Two friends have had grandparents pass away in the last couple of days. Got me thinking about generations.

My only living grandparent is my paternal grandmother. I haven't seen her in a couple of years but she was doing well then. I'm thinking now that I'll try to get up north and see her this summer but likely will not. I don't visit the homestead that often and my wacky work schedule will impede. I hope she'll be fine for many years to come.

I think of my maternal grandparents now and then. Typically when I'm making cookies or playing cribbage. My paternal grandfather died before I really knew him. I remember, however, sitting with him on the steps of his house and looking at birdhouses he'd made with him. I think because I was young, I have vivid memory of his strong, rough hands but little else.

Of my maternal grandparents I have more varied memories. The smell of goodies cooking. My grandfather "swearing in Finn." The garden they kept. Mowing their lawn. Holidays. Perhaps because there are more of them, the memories are less vivid, however.

I'm grateful that one of my Aunts took a great interest in family history. She and her husband produced multimedia presentations about my grandparents lives for their 80th birthdays. Very nice presentations and full of great bits of biography and family history. From similar work, I learned a few years ago of an Uncle I never knew I had. He'd died as a teenager in a hunting accident and the family never talked about it.

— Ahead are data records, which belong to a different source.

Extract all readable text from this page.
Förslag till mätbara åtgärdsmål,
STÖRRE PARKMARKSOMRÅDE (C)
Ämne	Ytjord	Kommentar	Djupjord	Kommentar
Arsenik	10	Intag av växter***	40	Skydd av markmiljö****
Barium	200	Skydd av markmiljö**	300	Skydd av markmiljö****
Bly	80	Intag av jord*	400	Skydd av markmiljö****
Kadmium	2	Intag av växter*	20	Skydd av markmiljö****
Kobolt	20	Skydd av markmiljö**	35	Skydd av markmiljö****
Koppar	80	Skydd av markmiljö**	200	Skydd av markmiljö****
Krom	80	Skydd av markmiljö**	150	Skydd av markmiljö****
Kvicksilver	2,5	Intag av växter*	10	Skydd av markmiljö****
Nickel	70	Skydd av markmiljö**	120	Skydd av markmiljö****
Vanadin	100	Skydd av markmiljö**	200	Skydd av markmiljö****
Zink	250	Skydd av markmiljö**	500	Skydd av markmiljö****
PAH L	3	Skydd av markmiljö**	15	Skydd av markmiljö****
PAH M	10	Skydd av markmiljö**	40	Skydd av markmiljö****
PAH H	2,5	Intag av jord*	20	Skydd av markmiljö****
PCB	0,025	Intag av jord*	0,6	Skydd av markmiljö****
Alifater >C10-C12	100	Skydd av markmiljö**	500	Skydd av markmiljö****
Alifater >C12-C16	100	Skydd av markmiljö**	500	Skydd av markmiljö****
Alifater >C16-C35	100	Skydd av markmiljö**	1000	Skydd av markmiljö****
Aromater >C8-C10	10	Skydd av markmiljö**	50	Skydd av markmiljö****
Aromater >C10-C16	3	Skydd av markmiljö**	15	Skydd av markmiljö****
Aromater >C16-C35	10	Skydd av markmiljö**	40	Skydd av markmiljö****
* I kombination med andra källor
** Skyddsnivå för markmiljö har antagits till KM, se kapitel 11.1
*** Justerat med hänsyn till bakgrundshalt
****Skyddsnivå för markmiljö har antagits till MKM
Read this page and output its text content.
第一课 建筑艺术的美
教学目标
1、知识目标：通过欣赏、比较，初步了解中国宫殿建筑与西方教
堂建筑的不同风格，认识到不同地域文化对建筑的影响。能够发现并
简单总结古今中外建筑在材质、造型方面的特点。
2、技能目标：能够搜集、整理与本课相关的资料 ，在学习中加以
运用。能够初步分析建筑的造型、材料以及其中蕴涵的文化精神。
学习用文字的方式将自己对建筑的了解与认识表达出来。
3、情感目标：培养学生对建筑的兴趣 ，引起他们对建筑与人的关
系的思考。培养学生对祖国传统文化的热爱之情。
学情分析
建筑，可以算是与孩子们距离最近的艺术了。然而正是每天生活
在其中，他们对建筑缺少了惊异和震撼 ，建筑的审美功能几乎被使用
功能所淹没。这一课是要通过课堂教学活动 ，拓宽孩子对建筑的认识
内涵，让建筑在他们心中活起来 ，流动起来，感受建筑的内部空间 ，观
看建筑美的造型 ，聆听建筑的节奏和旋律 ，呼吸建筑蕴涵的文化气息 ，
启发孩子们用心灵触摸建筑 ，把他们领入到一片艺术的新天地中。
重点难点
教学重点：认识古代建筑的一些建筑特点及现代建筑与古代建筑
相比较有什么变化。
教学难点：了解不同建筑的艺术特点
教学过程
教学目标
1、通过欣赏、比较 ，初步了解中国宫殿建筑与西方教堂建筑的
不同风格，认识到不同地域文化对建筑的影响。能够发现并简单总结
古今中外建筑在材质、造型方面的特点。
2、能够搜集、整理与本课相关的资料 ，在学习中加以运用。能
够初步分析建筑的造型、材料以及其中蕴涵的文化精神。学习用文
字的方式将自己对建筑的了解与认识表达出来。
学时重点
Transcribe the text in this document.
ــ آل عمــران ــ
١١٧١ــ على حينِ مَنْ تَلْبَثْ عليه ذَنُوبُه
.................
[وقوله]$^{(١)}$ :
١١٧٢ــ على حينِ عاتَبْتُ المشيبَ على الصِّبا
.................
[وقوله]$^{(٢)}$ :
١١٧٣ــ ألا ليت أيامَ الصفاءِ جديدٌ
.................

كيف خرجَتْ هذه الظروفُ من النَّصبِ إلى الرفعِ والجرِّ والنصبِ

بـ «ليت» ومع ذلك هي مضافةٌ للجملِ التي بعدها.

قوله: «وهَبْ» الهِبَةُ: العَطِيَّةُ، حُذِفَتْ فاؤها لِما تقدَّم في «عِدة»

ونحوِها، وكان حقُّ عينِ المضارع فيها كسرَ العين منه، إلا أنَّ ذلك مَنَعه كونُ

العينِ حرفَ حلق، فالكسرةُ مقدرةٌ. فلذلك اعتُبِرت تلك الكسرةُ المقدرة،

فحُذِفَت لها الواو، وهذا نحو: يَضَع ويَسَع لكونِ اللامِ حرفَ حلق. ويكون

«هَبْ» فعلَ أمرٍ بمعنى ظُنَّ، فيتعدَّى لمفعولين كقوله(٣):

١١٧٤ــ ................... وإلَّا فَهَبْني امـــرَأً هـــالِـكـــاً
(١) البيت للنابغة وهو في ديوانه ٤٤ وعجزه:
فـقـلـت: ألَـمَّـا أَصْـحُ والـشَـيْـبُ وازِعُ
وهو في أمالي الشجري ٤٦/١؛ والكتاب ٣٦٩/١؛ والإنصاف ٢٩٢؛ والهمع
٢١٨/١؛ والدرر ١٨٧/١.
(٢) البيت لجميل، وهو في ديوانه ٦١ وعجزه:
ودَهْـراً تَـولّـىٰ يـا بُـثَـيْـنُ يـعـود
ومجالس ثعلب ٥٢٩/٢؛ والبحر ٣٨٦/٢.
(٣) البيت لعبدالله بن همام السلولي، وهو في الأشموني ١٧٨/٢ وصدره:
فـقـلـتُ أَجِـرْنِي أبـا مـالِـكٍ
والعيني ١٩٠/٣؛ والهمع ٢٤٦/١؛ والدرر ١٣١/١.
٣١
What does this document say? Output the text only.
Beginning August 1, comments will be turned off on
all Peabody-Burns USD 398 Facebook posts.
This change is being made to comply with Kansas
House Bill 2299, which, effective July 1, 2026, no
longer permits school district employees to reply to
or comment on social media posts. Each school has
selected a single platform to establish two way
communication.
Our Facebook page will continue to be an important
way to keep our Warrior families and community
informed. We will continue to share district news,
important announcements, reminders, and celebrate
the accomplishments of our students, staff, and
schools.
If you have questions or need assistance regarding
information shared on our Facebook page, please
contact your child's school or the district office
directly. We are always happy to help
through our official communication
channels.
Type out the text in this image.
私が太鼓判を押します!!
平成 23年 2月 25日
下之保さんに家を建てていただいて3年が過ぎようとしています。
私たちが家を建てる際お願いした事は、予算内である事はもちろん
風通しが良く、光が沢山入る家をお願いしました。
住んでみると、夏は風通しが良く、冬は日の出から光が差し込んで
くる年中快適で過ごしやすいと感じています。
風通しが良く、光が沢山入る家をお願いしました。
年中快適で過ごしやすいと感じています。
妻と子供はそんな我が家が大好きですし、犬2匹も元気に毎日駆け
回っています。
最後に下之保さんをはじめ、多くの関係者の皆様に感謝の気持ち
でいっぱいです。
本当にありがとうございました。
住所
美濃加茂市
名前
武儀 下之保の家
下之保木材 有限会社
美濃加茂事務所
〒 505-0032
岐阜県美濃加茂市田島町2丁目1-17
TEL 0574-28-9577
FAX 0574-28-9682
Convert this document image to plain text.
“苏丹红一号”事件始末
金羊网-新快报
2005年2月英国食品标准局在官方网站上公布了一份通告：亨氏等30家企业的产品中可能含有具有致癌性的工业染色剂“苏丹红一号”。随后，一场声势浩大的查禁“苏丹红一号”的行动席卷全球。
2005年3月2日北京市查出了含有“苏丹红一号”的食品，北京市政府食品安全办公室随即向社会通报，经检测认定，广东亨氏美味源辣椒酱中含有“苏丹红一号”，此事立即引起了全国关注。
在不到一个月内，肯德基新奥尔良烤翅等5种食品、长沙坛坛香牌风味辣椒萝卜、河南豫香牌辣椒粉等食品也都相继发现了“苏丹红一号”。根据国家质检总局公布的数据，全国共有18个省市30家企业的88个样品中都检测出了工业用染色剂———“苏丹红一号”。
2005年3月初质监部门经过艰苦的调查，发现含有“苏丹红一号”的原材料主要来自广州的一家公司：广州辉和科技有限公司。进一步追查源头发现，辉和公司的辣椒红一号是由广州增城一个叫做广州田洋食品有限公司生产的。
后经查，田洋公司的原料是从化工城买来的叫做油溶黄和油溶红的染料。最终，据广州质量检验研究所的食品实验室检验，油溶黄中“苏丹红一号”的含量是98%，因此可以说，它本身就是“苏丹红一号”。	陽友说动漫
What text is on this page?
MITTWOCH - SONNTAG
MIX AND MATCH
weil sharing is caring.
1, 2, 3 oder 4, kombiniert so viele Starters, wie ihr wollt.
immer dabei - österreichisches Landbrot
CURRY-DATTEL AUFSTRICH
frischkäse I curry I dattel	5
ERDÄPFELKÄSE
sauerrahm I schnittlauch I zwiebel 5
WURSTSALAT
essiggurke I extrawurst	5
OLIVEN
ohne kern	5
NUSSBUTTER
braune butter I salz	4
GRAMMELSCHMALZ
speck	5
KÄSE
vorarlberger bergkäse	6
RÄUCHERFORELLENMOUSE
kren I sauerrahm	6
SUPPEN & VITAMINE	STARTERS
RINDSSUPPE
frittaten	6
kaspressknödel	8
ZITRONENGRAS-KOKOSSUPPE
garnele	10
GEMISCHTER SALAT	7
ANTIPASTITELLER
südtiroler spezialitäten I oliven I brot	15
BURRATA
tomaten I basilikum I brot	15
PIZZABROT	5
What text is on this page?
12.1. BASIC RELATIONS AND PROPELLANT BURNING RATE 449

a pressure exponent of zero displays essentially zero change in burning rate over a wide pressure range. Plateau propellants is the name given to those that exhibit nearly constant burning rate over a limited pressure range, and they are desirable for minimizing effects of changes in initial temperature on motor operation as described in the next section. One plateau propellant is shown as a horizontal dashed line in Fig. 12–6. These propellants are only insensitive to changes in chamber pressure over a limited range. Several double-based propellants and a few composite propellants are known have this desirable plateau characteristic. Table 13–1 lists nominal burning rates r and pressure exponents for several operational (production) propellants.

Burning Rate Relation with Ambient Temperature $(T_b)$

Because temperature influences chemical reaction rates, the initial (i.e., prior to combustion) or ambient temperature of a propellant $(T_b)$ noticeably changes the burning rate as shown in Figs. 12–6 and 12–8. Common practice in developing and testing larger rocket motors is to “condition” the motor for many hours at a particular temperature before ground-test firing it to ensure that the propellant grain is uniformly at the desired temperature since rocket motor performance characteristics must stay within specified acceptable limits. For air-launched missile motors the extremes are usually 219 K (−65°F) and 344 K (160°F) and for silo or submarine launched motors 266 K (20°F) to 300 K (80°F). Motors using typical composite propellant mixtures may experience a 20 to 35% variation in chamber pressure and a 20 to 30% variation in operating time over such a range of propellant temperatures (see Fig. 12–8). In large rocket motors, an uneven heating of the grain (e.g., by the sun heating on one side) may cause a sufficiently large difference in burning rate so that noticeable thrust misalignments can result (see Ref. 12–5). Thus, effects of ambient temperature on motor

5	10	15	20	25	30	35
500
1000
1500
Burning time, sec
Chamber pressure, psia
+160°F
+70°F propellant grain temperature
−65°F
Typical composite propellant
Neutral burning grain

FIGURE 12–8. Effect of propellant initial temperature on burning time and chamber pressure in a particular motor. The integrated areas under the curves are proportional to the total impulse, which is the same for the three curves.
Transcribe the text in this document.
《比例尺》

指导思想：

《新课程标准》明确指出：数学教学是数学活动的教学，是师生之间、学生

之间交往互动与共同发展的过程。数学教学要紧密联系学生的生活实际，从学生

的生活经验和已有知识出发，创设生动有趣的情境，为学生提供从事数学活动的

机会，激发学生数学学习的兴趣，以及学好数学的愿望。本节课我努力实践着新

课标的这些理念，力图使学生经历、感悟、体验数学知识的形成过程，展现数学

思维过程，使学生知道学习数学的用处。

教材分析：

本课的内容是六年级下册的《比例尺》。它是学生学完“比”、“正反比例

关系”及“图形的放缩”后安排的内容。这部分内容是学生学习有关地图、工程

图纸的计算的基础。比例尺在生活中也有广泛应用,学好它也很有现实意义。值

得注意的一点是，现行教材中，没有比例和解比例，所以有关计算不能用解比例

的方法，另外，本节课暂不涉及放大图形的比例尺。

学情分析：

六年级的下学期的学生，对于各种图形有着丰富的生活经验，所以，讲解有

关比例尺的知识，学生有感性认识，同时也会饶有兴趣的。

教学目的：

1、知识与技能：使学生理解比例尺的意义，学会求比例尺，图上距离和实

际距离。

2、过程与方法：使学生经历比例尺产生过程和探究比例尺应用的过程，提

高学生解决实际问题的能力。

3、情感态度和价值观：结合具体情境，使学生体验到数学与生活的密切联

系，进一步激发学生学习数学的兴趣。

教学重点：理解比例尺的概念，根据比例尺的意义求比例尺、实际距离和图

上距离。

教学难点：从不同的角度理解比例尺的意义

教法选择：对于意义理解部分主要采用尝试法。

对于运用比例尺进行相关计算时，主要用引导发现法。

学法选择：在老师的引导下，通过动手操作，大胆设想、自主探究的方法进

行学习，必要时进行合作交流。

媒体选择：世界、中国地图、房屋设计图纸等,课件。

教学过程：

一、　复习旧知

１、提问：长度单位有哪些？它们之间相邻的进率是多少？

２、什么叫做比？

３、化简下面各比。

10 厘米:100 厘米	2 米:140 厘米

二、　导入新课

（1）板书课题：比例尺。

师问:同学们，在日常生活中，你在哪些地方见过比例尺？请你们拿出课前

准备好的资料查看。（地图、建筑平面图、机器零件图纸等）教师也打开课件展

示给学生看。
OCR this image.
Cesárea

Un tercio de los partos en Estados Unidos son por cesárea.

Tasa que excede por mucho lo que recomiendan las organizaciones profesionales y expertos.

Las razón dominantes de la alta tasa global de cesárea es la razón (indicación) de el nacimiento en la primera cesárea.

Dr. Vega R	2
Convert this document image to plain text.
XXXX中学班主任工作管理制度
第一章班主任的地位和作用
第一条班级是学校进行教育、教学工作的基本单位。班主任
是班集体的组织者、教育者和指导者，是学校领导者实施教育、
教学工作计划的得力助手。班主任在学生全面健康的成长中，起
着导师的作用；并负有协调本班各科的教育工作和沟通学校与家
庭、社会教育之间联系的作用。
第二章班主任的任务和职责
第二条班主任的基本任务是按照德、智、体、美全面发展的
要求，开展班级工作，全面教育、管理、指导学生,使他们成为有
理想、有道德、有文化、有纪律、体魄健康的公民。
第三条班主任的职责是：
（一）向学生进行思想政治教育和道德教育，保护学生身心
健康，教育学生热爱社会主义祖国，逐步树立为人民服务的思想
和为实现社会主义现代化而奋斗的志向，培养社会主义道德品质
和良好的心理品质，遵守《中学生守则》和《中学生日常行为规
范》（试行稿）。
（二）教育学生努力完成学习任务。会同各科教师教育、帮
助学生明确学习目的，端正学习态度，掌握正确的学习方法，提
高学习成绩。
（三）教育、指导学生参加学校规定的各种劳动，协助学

I think about the things that my grandparents will never know sometimes and also what they did know. They lived in homesteads on what amounted to a frontier. They survived the Great Depression and two World Wars. And they saw men land on the moon. They changes in our society they lived through are truly remarkable when I look back on them. Then I look forward and wonder what we're in for over the remaining decades of my life. What will my nieces and nephews know that I can't begin to fathom now?